One of those old broadcasts that probably will not play is from December, 2009, where Keillor launched a tirade aimed at Jewish songwriters for having the nerve to write songs for Christmas. From the December, 2009 broadcast:

“If you don’t believe Jesus was God, OK, go write your own damn ‘Silent Night’ and leave ours alone. This is spiritual piracy and cultural elitism, and we Christians have stood for it long enough. And all those lousy holiday songs by Jewish guys that trash up the malls every year, Rudolph and the chestnuts and the rest of that dreck.

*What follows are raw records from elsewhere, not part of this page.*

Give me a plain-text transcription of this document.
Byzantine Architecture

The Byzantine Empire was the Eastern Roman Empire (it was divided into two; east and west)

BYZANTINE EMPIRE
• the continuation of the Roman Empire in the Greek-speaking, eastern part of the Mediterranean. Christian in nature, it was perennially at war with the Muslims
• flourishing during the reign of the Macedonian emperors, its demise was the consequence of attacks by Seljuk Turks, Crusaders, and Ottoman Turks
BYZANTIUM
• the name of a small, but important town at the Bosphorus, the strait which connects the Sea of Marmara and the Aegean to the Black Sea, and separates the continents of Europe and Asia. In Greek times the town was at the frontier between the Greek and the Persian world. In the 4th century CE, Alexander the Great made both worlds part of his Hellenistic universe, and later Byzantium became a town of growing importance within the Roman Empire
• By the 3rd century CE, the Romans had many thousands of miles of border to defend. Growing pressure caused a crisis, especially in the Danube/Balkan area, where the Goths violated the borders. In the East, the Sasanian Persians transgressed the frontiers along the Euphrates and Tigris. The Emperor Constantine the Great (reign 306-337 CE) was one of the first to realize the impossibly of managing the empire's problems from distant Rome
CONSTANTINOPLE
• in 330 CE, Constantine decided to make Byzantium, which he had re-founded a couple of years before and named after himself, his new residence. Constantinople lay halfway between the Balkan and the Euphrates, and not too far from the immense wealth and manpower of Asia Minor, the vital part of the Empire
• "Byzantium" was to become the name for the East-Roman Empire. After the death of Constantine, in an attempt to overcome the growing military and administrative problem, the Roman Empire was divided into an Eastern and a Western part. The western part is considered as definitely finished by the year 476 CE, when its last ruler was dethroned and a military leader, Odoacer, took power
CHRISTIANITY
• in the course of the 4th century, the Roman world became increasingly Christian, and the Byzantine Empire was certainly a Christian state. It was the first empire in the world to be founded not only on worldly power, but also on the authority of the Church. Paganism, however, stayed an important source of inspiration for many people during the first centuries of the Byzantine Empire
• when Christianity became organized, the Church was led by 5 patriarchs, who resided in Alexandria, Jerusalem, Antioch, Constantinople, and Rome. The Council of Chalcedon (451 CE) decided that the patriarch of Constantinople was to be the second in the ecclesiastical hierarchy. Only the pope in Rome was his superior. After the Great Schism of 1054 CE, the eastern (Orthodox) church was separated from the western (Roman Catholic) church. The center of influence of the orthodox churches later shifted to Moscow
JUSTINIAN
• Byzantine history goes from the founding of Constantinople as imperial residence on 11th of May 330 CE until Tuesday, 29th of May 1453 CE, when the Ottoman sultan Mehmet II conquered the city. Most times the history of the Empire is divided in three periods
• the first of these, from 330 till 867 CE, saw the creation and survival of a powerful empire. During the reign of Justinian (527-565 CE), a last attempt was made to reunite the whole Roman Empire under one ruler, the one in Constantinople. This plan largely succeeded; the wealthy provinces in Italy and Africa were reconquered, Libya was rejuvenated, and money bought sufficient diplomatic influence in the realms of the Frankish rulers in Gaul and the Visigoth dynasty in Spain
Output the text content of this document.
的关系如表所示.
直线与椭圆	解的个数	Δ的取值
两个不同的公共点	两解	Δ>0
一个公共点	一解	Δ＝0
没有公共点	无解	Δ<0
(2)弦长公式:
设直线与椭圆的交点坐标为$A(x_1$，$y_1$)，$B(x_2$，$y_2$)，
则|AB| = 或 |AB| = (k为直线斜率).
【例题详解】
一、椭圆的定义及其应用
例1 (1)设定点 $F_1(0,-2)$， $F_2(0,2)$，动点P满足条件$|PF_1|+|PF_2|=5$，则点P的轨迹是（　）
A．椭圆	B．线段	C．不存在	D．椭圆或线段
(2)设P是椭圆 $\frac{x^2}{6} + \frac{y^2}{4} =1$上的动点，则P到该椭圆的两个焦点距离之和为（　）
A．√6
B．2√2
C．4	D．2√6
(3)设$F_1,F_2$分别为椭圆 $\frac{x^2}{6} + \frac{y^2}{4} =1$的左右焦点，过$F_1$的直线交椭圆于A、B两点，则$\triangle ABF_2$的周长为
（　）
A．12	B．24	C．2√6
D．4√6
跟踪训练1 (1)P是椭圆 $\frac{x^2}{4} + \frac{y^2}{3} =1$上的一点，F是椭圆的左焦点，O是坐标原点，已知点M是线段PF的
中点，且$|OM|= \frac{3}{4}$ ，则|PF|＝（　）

Did one of our guys write ‘Grab your loafers, come along if you wanna, and we’ll blow the shofar for Rosh Hashanah?’ No, we don’t. Christmas is a Christian holiday — if you’re not in the club, then buzz off. Celebrate Yule instead or dance around in druid robes for the solstice. Go light a big log, go wassailing and falaing until you fall down, eat figgy pudding until you puke, but don’t mess with the Messiah.”

There were those who claimed the droll and often boring Keillor, who was operating under the purifying cover of public radio and his “aw shucks” Prairie Home Companion image, was just kidding around and being curmudgeonly. The Reality is that far less “kidding around” has cost numerous folks their jobs when those comments have been aimed at other groups.

The real question is why that kind of stuff was tolerated. A call to National Public Radio got the quick comment that Keillor is not an employee of NPR and his program is just one of many bought and paid for by local public radio stations. But the courteous person with whom I spoke lost not a split second in emphasizing the disconnect when it came to this kind of stuff and especially Keillor.

It seems that his program is distributed by something called American Public Media with headquarters in Minneapolis. According to its web site: “American Public Media is the largest owner and operator of public radio stations and a premier producer and distributor of public radio programming in the nation. American Public Media reaches 15.5 million listeners each week through 768 public radio stations. Among its portfolio of more than 20 nationally distributed programs are such public radio staples as A Prairie Home Companion, Marketplace, Performance Today and others. It is also the parent organization for Minnesota Public Radio, Southern California Public Radio and Classical South Florida, operating 40 public radio stations and 29 translators in California, Florida and the Upper Midwest.”

Although NPR disavows any direct connection to the Keillor programming, if APM’s claims are correct, the NPR network sure carries Keillor’s messages to the largest audience on its wavelengths, to more than 15 million listeners over 768 public radio stations!

In this era of hypersensitivity to racial and religious prejudice, it remains unclear why the purveyor of rural myth could get away unscathed professionally from this episode. Of course, he included in his tirade that actually used an offensive Yiddish term for fecal matter … the composer of “God Bless America” (Irving Berlin) who happened to compose the massively popular “White Christmas.” It should be noted that “scoundrel” Berlin also wrote the “Easter Song” without attracting the critical commentary of Keillor.

As most entertainers were building toward Christmas with popular music and other fun mixed with respectful reverence for the holiday’s meaning, it seemed strange that non-commercial radio would have tolerated commentary that made Scrooge look and sound like a cuddly bumpkin.

And the question simply hangs out there: why?

No doubt, the fans will only shrug all this off, as they already have. On the other hand, the fact Keillor resorted to such disrespectful rhetoric and got away with it might have signaled he was actually skittering downhill from his peak at NPR to his current recorded retirement tour.

* * *

Joseph J. Honick is president of GMA International in Bainbridge Island, Wash.